Red Uno La Paz
- La Paz; Bolivia;
- City: La Paz
- Channels: Digital: 41; Virtual: 11.1;
- Branding: Red Uno La Paz;

Programming
- Affiliations: 11.1: Red Uno

Ownership
- Owner: Grupo Kuljis (Red Uno de Bolivia S.A.)

History
- Founded: July 1, 1985
- First air date: July 1, 1985
- Former channel number: Analog: 11 (VHF, 1985-2026);
- Former affiliations: Independent (1985-1987) Teleandina (1987-1989)

Technical information
- Licensing authority: ATT

= Red Uno La Paz =

Red Uno La Paz is the Red Uno owned-and-operated station for the city of La Paz, capital of Bolivia. The station operates on VHF channel 11 (digital channel 42, PSIP 11.1) and is an affiliate of Red Uno de Bolivia.

==History==
On December 12, 1984, Dirección General de Telecomunicaciones issued Administrative Resolution Nº. 64/84 to Hugo Roncal Antezana to install Teleandina, a VHF commercial television station on channel 11, in provisional status. This depended on technical requirements and a report set by the regulator, which was not achieved due to the fact that its facilities were not finished yet, following the elapsing of a 90-day period. Its provisional license was expanded on April 16, 1985 by means of Administrative Resolution Nº. 29/85, which was subsequently annulled.

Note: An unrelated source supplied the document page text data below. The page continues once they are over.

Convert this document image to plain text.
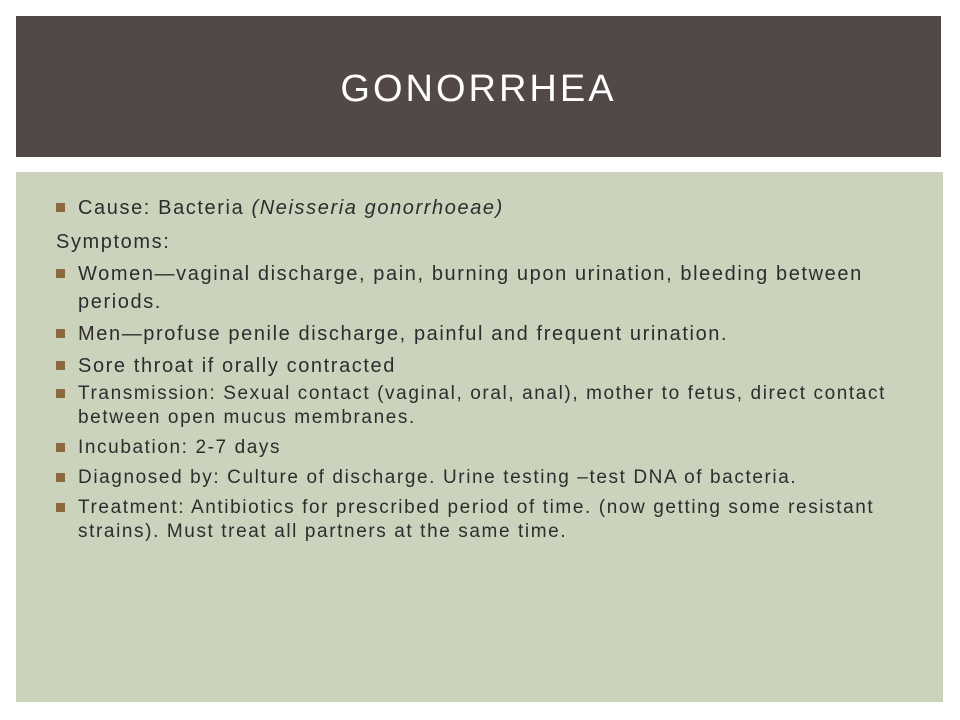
GONORRHEA
Cause: Bacteria (Neisseria gonorrhoeae)
Symptoms:
Women—vaginal discharge, pain, burning upon urination, bleeding between periods.
Men—profuse penile discharge, painful and frequent urination.
Sore throat if orally contracted
Transmission: Sexual contact (vaginal, oral, anal), mother to fetus, direct contact between open mucus membranes.
Incubation: 2-7 days
Diagnosed by: Culture of discharge. Urine testing –test DNA of bacteria.
Treatment: Antibiotics for prescribed period of time. (now getting some resistant strains). Must treat all partners at the same time.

The station started broadcasting as an independent station, Teleandina, on July 1, 1985, with broadcasts from Monday to Friday at 6:00 p.m. and on weekends at 5:00 pm., being owned by brothers Mario and Hugo Roncal. "Regular definitive" broadcasts did not start until August 5, 1985 with the passing of Ministerial Resolution Nº. 4496 from the Minister of Transports and Communications. At the time the channel broadcast pirated content from other countries, a recurrent practice in early private television stations. Back then, filmmaker Hugo Roncal was the channel's general manager. In 1987 the transmitting antenna changed and Teveandina expanded its broadcast schedules starting at 11:00 a.m. from Monday to Friday and at 6:00 a.m. on Sundays. Teleandina's studio was located in the center of the city and they moved to Miraflores first and to Sopocachi at the end of the 1980s, thus broadcasting regularly since November 24, 1988, months after the station was legalized, on May 6.

Before adopting the Red Uno branding, Teleandina broadcast on channel 11 in Oruro, 13 in Santa Cruz, 6 (later 9) in Cochabamba (channel 2 CCA Corazón de América is relayed some programs of its programs), 11 in La Paz and had repeater stations throughout the country. In November 2010, it announced the digitalization of its technical head-end.

On February 21, 2022, Red Uno La Paz inaugurated its studios in the adjacent city of El Alto.